On the 50th anniversary of the album's release, we present Peter Clayton's original Gramophone review of the Beatles’ Sgt Pepper’s Lonely Hearts Club Band from 1967

Sgt Pepper's Lonely Hearts Club Band is, like nearly everything the Beatles do, bizarre, wonderful, perverse, beautiful, exciting, provocative, exasperating, compassionate and mocking. More than either of their previous adventurous LPs - Rubber Soul and Revolver - you'll have to give this one time to grow on you. I think you will find it's worth it. You may at first be fascinated by, say, 'Lucy in the sky with diamonds', but that's just a string of pretty images which, if they mean anything at all, are important only to their creators; this sort of thing in any case is surprisingly easy to do.

The marvellous tracks, to my mind, are the apparently simple ones, like 'A little help from my friends', and the astonishing 'She's leaving home', a documentary verse story of infinite knowingness and breathtaking melodic charm. Or the mickey-taking ones like 'Being for the benefit of Mr Kite!', with its fairground noises and Victorian handbill language. And what about 'When I'm sixty-four?' On the face of it a pastiche of mid-thirties George Formby, it nevertheless has a kind of gentle affectionateness about it - and a certain meaty substance - which raise it well above mere kidding. Another track I keep going back to is 'Fixing a hole', an engaging tune that alternately lollops and soars.

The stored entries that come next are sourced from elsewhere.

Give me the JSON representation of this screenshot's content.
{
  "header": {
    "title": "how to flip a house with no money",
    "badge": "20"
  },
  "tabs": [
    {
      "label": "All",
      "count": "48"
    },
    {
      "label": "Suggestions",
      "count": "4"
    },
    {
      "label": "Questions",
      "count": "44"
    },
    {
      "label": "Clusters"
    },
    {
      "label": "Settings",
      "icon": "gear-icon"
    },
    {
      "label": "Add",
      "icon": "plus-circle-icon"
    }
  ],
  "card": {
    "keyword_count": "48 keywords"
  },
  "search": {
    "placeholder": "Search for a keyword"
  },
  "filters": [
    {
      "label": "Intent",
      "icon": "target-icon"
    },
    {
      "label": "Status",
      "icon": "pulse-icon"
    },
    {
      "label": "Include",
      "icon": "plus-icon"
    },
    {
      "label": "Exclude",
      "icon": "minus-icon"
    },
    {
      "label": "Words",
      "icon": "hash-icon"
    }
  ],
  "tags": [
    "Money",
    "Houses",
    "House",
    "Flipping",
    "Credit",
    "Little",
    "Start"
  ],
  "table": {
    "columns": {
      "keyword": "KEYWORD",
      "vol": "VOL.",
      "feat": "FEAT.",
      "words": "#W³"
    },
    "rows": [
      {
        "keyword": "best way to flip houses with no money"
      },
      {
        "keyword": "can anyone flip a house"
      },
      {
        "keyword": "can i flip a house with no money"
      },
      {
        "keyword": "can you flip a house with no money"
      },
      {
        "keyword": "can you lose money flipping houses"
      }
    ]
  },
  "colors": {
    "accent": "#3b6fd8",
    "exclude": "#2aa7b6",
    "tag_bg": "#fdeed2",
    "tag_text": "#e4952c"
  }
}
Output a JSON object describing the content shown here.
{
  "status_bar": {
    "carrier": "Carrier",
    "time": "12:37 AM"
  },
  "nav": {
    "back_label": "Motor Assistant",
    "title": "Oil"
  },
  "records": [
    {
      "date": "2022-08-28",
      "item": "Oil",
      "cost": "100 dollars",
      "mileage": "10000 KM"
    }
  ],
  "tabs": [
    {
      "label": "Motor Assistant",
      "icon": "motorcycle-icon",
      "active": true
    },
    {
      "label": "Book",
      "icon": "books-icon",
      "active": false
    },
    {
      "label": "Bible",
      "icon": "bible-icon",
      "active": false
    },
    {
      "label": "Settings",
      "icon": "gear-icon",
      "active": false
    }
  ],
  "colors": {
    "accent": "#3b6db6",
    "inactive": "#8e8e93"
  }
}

There's plenty of electronic gimmickry on the record (the transistors are really overworked on the track the BBC has banned, 'A day in the life') but that isn't the heart of the thing. It's the combination of imagination, cheek and skill that make this such a rewarding LP. By the way, owners of automatic cut-outs are in danger of missing the final sounds on Side 2, some weird gibberish which fills the centre circle like a tape loop.